We are fortunate enough to have several small patches of milkweed on our property. For the last couple years I have been perfecting the art of caterpillar catching. This year I started with about 50 eggs, and they are all hatching!
So how do I do it?
First of all, this project is S-I-M-P-L-E as long as you have access to milkweed. For those who aren't sure if they have some, it looks like this... Most plants are about 3-4 feet tall, however I do have some that are 1-2 feet. They can blossom clusters of pink/white flowers that have a floral fragrance (however my blooms are wilting) then they grow a cluster of pods that are green, bumpy, and cone like. If you still are not sure break off a leaf or tear it. It will ooze a white milk like liquid.

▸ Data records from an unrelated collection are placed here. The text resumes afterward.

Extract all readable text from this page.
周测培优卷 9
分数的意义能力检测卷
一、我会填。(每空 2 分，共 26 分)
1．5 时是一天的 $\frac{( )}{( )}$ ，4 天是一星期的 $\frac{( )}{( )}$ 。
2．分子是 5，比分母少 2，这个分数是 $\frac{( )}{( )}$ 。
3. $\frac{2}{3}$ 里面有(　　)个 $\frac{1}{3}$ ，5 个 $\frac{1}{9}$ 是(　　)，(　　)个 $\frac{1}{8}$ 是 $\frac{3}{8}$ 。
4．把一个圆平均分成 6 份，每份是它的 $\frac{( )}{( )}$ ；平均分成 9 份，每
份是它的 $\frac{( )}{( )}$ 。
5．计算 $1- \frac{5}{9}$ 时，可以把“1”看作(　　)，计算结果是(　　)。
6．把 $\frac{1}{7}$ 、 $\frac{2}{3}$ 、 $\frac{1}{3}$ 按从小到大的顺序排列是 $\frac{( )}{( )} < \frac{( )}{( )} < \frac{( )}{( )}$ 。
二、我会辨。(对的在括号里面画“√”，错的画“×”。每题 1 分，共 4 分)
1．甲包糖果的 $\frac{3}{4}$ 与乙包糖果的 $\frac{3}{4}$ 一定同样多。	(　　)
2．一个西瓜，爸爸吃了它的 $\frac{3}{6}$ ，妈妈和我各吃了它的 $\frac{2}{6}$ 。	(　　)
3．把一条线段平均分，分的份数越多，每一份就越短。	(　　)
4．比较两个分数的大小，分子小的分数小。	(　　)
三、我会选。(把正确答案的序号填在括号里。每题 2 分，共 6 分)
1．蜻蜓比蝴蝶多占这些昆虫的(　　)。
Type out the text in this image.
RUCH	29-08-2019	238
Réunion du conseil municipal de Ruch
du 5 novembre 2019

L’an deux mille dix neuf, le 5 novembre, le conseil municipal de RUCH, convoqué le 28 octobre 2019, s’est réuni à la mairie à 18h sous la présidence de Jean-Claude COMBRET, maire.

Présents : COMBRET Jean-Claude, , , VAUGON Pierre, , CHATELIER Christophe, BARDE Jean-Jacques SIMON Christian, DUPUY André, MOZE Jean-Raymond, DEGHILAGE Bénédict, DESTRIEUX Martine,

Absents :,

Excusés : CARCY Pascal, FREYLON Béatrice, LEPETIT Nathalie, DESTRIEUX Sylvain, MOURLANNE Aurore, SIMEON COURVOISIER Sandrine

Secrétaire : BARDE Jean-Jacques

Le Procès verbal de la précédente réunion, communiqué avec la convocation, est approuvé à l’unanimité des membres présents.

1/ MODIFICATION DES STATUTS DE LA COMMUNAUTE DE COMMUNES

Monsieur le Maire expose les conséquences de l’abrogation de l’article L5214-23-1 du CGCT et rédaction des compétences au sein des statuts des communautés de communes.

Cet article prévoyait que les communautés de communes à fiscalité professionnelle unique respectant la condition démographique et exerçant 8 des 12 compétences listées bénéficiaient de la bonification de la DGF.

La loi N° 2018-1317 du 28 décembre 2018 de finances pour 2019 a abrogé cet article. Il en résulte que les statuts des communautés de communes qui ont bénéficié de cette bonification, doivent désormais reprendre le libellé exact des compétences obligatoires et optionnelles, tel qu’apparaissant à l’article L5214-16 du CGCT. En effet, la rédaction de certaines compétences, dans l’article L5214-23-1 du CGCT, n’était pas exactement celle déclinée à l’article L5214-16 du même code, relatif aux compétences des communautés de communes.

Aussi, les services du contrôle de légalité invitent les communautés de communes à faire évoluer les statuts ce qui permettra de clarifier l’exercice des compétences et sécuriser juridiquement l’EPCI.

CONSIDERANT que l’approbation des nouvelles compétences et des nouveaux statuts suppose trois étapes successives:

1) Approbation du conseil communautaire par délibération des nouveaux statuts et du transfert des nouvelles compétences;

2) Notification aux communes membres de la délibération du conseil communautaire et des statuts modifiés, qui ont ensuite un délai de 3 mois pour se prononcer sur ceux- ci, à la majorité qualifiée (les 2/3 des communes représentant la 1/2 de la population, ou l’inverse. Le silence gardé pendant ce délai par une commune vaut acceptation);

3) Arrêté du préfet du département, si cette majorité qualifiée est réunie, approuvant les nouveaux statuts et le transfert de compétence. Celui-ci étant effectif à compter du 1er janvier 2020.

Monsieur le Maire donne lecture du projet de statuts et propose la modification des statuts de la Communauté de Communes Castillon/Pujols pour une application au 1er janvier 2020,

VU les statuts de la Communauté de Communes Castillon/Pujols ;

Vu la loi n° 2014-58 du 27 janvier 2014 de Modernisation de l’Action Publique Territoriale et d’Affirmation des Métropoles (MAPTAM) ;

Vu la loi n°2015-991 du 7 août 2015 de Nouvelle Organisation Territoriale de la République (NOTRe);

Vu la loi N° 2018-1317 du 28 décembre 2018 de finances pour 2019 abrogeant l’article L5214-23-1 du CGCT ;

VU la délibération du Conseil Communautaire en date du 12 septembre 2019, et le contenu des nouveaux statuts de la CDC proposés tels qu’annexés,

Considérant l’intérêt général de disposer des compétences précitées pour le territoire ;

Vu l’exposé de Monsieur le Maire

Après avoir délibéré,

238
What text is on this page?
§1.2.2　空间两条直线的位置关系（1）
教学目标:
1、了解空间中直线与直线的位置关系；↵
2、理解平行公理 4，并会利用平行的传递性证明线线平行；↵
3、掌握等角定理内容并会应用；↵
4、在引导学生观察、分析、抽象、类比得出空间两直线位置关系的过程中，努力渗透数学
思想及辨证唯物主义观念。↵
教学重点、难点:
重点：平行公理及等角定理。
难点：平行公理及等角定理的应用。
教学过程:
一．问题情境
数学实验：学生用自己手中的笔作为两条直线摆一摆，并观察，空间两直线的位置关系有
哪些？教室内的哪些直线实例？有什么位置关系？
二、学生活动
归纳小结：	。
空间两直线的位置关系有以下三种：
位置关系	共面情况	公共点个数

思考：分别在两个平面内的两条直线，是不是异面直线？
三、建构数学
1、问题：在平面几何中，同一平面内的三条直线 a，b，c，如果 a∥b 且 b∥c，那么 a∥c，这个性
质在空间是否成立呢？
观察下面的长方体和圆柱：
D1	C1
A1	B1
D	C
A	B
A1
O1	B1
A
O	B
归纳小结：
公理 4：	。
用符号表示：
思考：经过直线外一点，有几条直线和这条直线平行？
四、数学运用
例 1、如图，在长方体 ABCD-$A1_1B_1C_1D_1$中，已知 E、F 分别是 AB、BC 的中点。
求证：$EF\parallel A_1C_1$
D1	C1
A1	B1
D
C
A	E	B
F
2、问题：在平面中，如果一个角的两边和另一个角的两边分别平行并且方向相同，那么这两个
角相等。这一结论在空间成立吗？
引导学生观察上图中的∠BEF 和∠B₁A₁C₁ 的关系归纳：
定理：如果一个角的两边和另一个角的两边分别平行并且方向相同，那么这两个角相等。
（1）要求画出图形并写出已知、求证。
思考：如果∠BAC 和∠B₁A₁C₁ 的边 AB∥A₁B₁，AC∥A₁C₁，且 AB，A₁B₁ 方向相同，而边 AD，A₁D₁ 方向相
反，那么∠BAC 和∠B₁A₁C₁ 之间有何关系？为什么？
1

The eggs can be found mid July in Minnesota. They usually are on the underside of the leaves. They are often oval shaped and white or yellowish. Usually there is one to two eggs on a leaf. When I find one I put it in a container with a damp paper towel. It can take up to a week to hatch. A lot of times if I find one egg on a plant, other leaves will also have some. Also look for hatched caterpillars. They are TINY when first hatched, but will quickly grow to 1 1/2 inches and yellow/black striped.
This year I actually witnessed many of the caterpillars hatching from their eggs. I started watching when I noticed the eggs to have a dark tip. Soon the tinest black head, white body climbed out of each one. They often eat their egg shell and then start nibbling on the leaf. Daily I would replace the leaf and keep it in a container (let some fresh air in).
After a few days the little buggers will show significant growth. If you feel they are ready for their "home" you need to put them in a container that has a nice "roof" for them to eventually attach themselves to to make a chrysalis. You can buy or make it. I found that Tinker Toys make a good structure, and pantyhose make great walls. Just slip it over and close the panty hose on the side with a binder clip. They will stay in here until they turn to butterflies (just over a week to turn to a chrysalis and an additional week to a butterfly).
They will eat a ton when they get large. You must add leaves daily. You may clean out the cage as long as the caterpillars haven't attached themselves to the cage. When they are ready to turn to a chrysalis they go to the top of the cage. They attach themselves with a silk thread and hang in a J shape. In the next 24 hours they will turn to a chrysalis. This year I was fortunate to witness the transformation. It was just luck that I saw it due to the process takes about 2 minutes from start to finish. AND IT WAS AMAZING!!!! If you notice the caterpillar in the J shape to look greenish and making undulating movements, keep a close eye on it and you might be in luck!
In a week the chrysalis will get dark, within 24 hours you will have your butterfly. After it "hatches" let it dry for a while. The dyes on the wings need to dry before they can fly. We let ours go immediately after. If you want you can keep to observe for a while by placing flowers that butterflies get nectar from or by cover a small continer with sugar water, poke a medium size hole in the cover and push through a rolled up paper towel. The sugar water will wick up the paper towel for the butterfly to eat. If you do this observe the tongue (proboscis) it is like a straw, it curls up when not in use, but long when drinking. Also, fun fact... butterflies taste with their feet.
If you get the abundance of eggs like we did this year, share the joy with friends and family with children.